The Nixon administration wanted to lead the way on environmental legislation, but wasn’t in full agreement with either the Jackson or the Muskie legislation. This naturally constituted a challenge, with the President’s Advisory Council on Executive Organization still in the process of preparing long term recommendations on environmental oversight. Then on May 29th President Nixon released an executive order which created his own environmental advisory panel, the Environmental Quality Council (EQC). Now the White House was faced with the possible complication of three different councils assigned to do essentially the same job — Jackson’s Council on Environmental Quality (CEQ) and Muskie’s Office of Environment Quality (OOEQ), in addition to the EQC. Indeed, this possibility was made almost into a certainty since Jackson’s bill and Muskie’s had enough support to pass even despite a Presidential veto, which would undermine Nixon’s reputation for environmental advocacy anyway. This internal memo, between then Cabinet Secretary John Whitaker and science adviser Lee DuBridge, highlights the conflict the administration was facing.

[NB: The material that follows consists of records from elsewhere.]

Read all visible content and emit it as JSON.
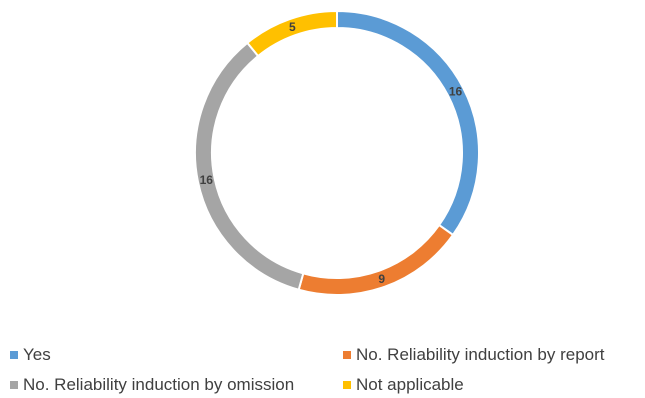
{
  "chart_data": {
    "type": "pie",
    "variant": "doughnut",
    "title": "",
    "categories": [
      "Yes",
      "No. Reliability induction by report",
      "No. Reliability induction by omission",
      "Not applicable"
    ],
    "values": [
      16,
      9,
      16,
      5
    ],
    "colors": [
      "#5B9BD5",
      "#ED7D31",
      "#A5A5A5",
      "#FFC000"
    ],
    "legend_position": "bottom"
  }
}
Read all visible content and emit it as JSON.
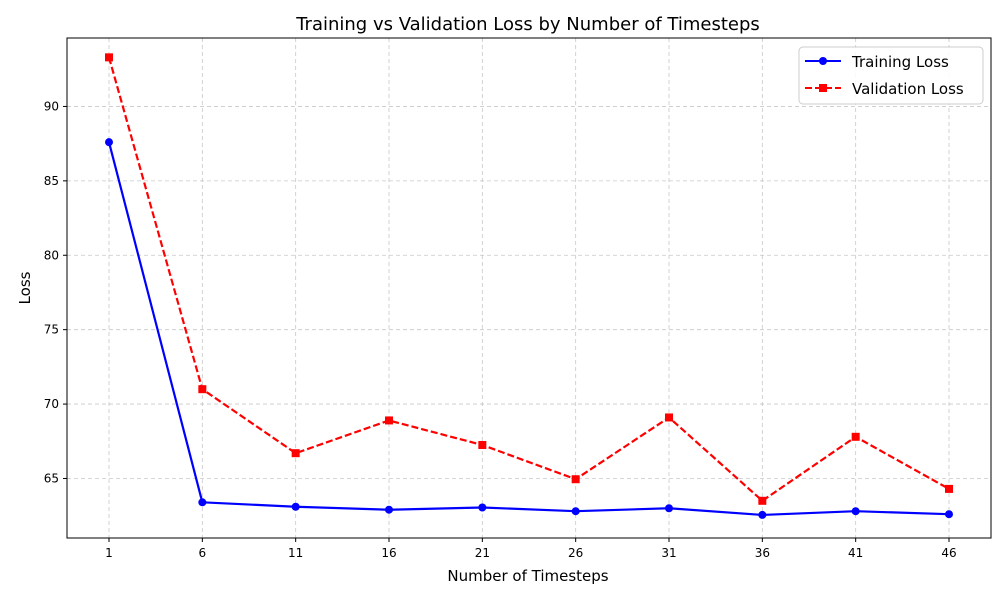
{
  "chart_data": {
    "type": "line",
    "title": "Training vs Validation Loss by Number of Timesteps",
    "xlabel": "Number of Timesteps",
    "ylabel": "Loss",
    "x": [
      1,
      6,
      11,
      16,
      21,
      26,
      31,
      36,
      41,
      46
    ],
    "x_ticks": [
      "1",
      "6",
      "11",
      "16",
      "21",
      "26",
      "31",
      "36",
      "41",
      "46"
    ],
    "y_ticks": [
      "65",
      "70",
      "75",
      "80",
      "85",
      "90"
    ],
    "xlim": [
      -1.25,
      48.25
    ],
    "ylim": [
      61.0,
      94.6
    ],
    "grid": true,
    "legend_position": "top-right",
    "series": [
      {
        "name": "Training Loss",
        "color": "#0000ff",
        "marker": "circle",
        "line_style": "solid",
        "values": [
          87.6,
          63.4,
          63.1,
          62.9,
          63.05,
          62.8,
          63.0,
          62.55,
          62.8,
          62.6
        ]
      },
      {
        "name": "Validation Loss",
        "color": "#ff0000",
        "marker": "square",
        "line_style": "dashed",
        "values": [
          93.3,
          71.0,
          66.7,
          68.9,
          67.25,
          64.95,
          69.1,
          63.5,
          67.8,
          64.3
        ]
      }
    ]
  }
}
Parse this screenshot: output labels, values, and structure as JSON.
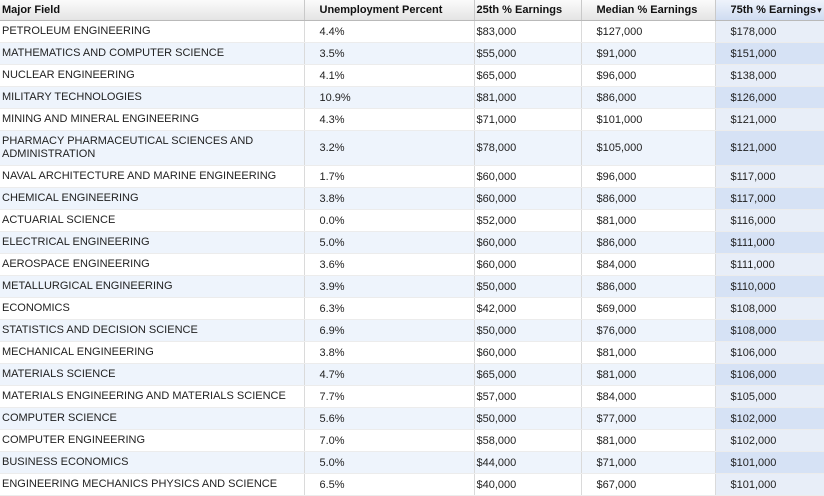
{
  "headers": [
    "Major Field",
    "Unemployment Percent",
    "25th % Earnings",
    "Median % Earnings",
    "75th % Earnings"
  ],
  "sort_arrow": "▾",
  "colors": {
    "row_alt": "#eef4fc",
    "sorted_column": "#d6e2f5"
  },
  "rows": [
    [
      "PETROLEUM ENGINEERING",
      "4.4%",
      "$83,000",
      "$127,000",
      "$178,000"
    ],
    [
      "MATHEMATICS AND COMPUTER SCIENCE",
      "3.5%",
      "$55,000",
      "$91,000",
      "$151,000"
    ],
    [
      "NUCLEAR ENGINEERING",
      "4.1%",
      "$65,000",
      "$96,000",
      "$138,000"
    ],
    [
      "MILITARY TECHNOLOGIES",
      "10.9%",
      "$81,000",
      "$86,000",
      "$126,000"
    ],
    [
      "MINING AND MINERAL ENGINEERING",
      "4.3%",
      "$71,000",
      "$101,000",
      "$121,000"
    ],
    [
      "PHARMACY PHARMACEUTICAL SCIENCES AND ADMINISTRATION",
      "3.2%",
      "$78,000",
      "$105,000",
      "$121,000"
    ],
    [
      "NAVAL ARCHITECTURE AND MARINE ENGINEERING",
      "1.7%",
      "$60,000",
      "$96,000",
      "$117,000"
    ],
    [
      "CHEMICAL ENGINEERING",
      "3.8%",
      "$60,000",
      "$86,000",
      "$117,000"
    ],
    [
      "ACTUARIAL SCIENCE",
      "0.0%",
      "$52,000",
      "$81,000",
      "$116,000"
    ],
    [
      "ELECTRICAL ENGINEERING",
      "5.0%",
      "$60,000",
      "$86,000",
      "$111,000"
    ],
    [
      "AEROSPACE ENGINEERING",
      "3.6%",
      "$60,000",
      "$84,000",
      "$111,000"
    ],
    [
      "METALLURGICAL ENGINEERING",
      "3.9%",
      "$50,000",
      "$86,000",
      "$110,000"
    ],
    [
      "ECONOMICS",
      "6.3%",
      "$42,000",
      "$69,000",
      "$108,000"
    ],
    [
      "STATISTICS AND DECISION SCIENCE",
      "6.9%",
      "$50,000",
      "$76,000",
      "$108,000"
    ],
    [
      "MECHANICAL ENGINEERING",
      "3.8%",
      "$60,000",
      "$81,000",
      "$106,000"
    ],
    [
      "MATERIALS SCIENCE",
      "4.7%",
      "$65,000",
      "$81,000",
      "$106,000"
    ],
    [
      "MATERIALS ENGINEERING AND MATERIALS SCIENCE",
      "7.7%",
      "$57,000",
      "$84,000",
      "$105,000"
    ],
    [
      "COMPUTER SCIENCE",
      "5.6%",
      "$50,000",
      "$77,000",
      "$102,000"
    ],
    [
      "COMPUTER ENGINEERING",
      "7.0%",
      "$58,000",
      "$81,000",
      "$102,000"
    ],
    [
      "BUSINESS ECONOMICS",
      "5.0%",
      "$44,000",
      "$71,000",
      "$101,000"
    ],
    [
      "ENGINEERING MECHANICS PHYSICS AND SCIENCE",
      "6.5%",
      "$40,000",
      "$67,000",
      "$101,000"
    ]
  ]
}
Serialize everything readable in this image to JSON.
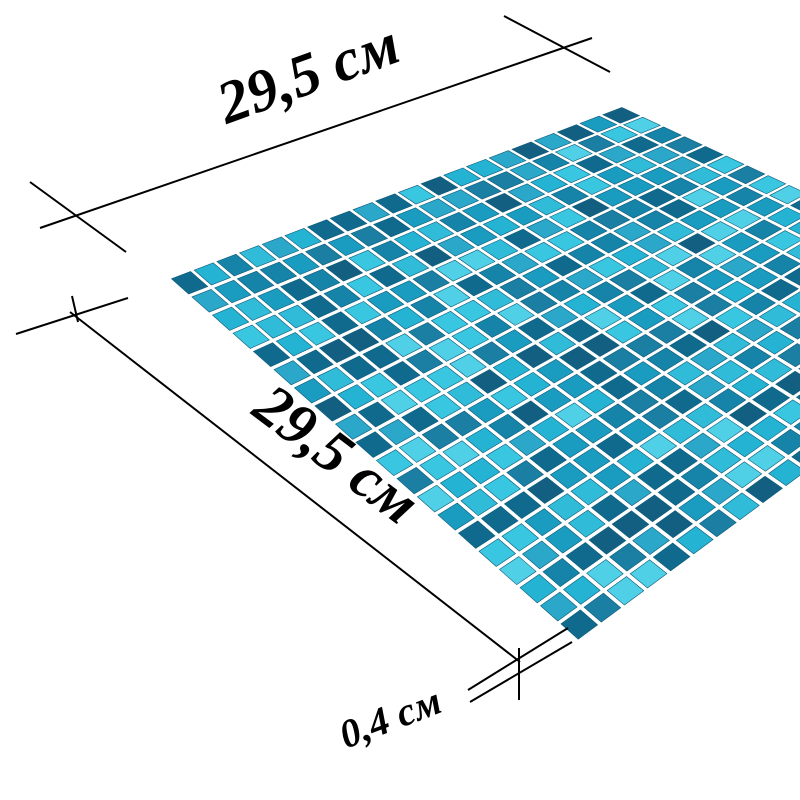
{
  "dimensions": {
    "width": "29,5 см",
    "length": "29,5 см",
    "thickness": "0,4 см"
  }
}
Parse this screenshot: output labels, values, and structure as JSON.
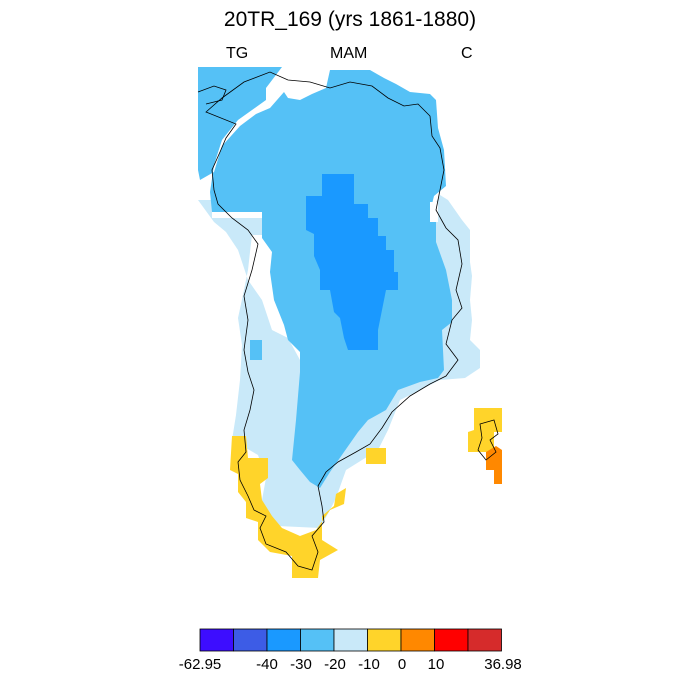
{
  "title": "20TR_169 (yrs 1861-1880)",
  "subtitle_left": "TG",
  "subtitle_center": "MAM",
  "subtitle_right": "C",
  "palette": {
    "lt_-40": "#3d0dff",
    "-40_-30": "#3d5ce6",
    "-30_-20": "#1a99ff",
    "-20_-10": "#55c1f6",
    "-10_0": "#c9e9f9",
    "0_10": "#ffd42a",
    "10_20": "#ff8800",
    "20_30": "#ff0000",
    "gt_30": "#d62b2b"
  },
  "colorbar": {
    "labels": [
      "-62.95",
      "-40",
      "-30",
      "-20",
      "-10",
      "0",
      "10",
      "36.98"
    ],
    "colors": [
      "#3d0dff",
      "#3d5ce6",
      "#1a99ff",
      "#55c1f6",
      "#c9e9f9",
      "#ffd42a",
      "#ff8800",
      "#ff0000",
      "#d62b2b"
    ]
  }
}
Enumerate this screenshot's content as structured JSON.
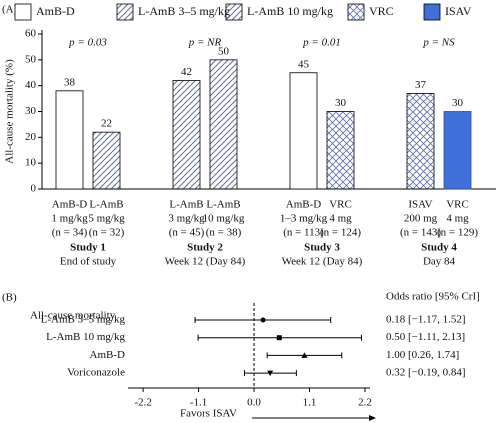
{
  "chart_data": [
    {
      "type": "bar",
      "panel_label": "(A)",
      "ylabel": "All-cause mortality (%)",
      "ylim": [
        0,
        60
      ],
      "yticks": [
        0,
        10,
        20,
        30,
        40,
        50,
        60
      ],
      "categories": [
        "Study 1",
        "Study 2",
        "Study 3",
        "Study 4"
      ],
      "subtitles": [
        "End of study",
        "Week 12 (Day 84)",
        "Week 12 (Day 84)",
        "Day 84"
      ],
      "p_values": [
        "p = 0.03",
        "p = NR",
        "p = 0.01",
        "p = NS"
      ],
      "series": [
        {
          "name": "AmB-D",
          "color": "#ffffff",
          "pattern": "none",
          "values": [
            38,
            null,
            45,
            null
          ]
        },
        {
          "name": "L-AmB 3–5 mg/kg",
          "color": "#5b6ea6",
          "pattern": "diagonal",
          "values": [
            22,
            42,
            null,
            null
          ]
        },
        {
          "name": "L-AmB 10 mg/kg",
          "color": "#5b6ea6",
          "pattern": "diagonal",
          "values": [
            null,
            50,
            null,
            null
          ]
        },
        {
          "name": "VRC",
          "color": "#5b6ea6",
          "pattern": "cross",
          "values": [
            null,
            null,
            30,
            37
          ]
        },
        {
          "name": "ISAV",
          "color": "#3f6fd8",
          "pattern": "solid",
          "values": [
            null,
            null,
            null,
            30
          ]
        }
      ],
      "bar_labels": [
        [
          [
            "AmB-D",
            "1 mg/kg",
            "(n = 34)"
          ],
          [
            "L-AmB",
            "5 mg/kg",
            "(n = 32)"
          ]
        ],
        [
          [
            "L-AmB",
            "3 mg/kg",
            "(n = 45)"
          ],
          [
            "L-AmB",
            "10 mg/kg",
            "(n = 38)"
          ]
        ],
        [
          [
            "AmB-D",
            "1–3 mg/kg",
            "(n = 113)"
          ],
          [
            "VRC",
            "4 mg",
            "(n = 124)"
          ]
        ],
        [
          [
            "ISAV",
            "200 mg",
            "(n = 143)"
          ],
          [
            "VRC",
            "4 mg",
            "(n = 129)"
          ]
        ]
      ]
    },
    {
      "type": "forest",
      "panel_label": "(B)",
      "title": "All-cause mortality",
      "column_header": "Odds ratio [95% CrI]",
      "categories": [
        "L-AmB 3–5 mg/kg",
        "L-AmB 10 mg/kg",
        "AmB-D",
        "Voriconazole"
      ],
      "values": [
        0.18,
        0.5,
        1.0,
        0.32
      ],
      "lower": [
        -1.17,
        -1.11,
        0.26,
        -0.19
      ],
      "upper": [
        1.52,
        2.13,
        1.74,
        0.84
      ],
      "value_labels": [
        "0.18 [−1.17, 1.52]",
        "0.50 [−1.11, 2.13]",
        "1.00 [0.26, 1.74]",
        "0.32 [−0.19, 0.84]"
      ],
      "markers": [
        "circle",
        "square",
        "triangle-up",
        "triangle-down"
      ],
      "xlim": [
        -2.5,
        2.3
      ],
      "xticks": [
        -2.2,
        -1.1,
        {
          "value": 0,
          "label": "0.0"
        },
        1.1,
        2.2
      ],
      "reference": 0,
      "xlabel": "Favors ISAV"
    }
  ]
}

On their paths through Congress, the two Senators’ bills would evolve considerably. In Jackson’s bill, the EIS requirements were strengthened and broadened in scope. Muskie also convinced the author to add a mechanism for forcing action. He then restructured his OOEQ to complement Jackson’s CEQ. As John Whitaker described it “the CEQ created in the Jackson bill would be concerned with policy considerations, while the proposed OOEQ in the Muskie bill would function as a staff for the new council.” When the bills passed before Nixon’s desk, both were signed. In the end however, in order to avoid the complication of duplicate committees, the President never activated Muskie’s OOEQ.
The details concerning committees enumerated in title II of the bill were controversial. However, the EIS requirement stipulated in title I proved to be more so, as well as more important. The EIS language became a central tool for environmentalists in challenging federal projects. The Alaskan pipeline, the work in the everglades–and hundreds of other projects–faced delays, court battles, and outright cancellations because of flawed or incomplete EISs. This frustrated the administration because it drove up costs. In addition, it earned the ire of many in Washington–including the bill’s creator. However, despite the annoyances it produced, it was crucial for pursuing the goal President Nixon envisioned when signing the bill, as he asserted that “the 1970s absolutely must be the years when America pays its debt to the past by reclaiming the purity of its air, its waters, and our living environment.”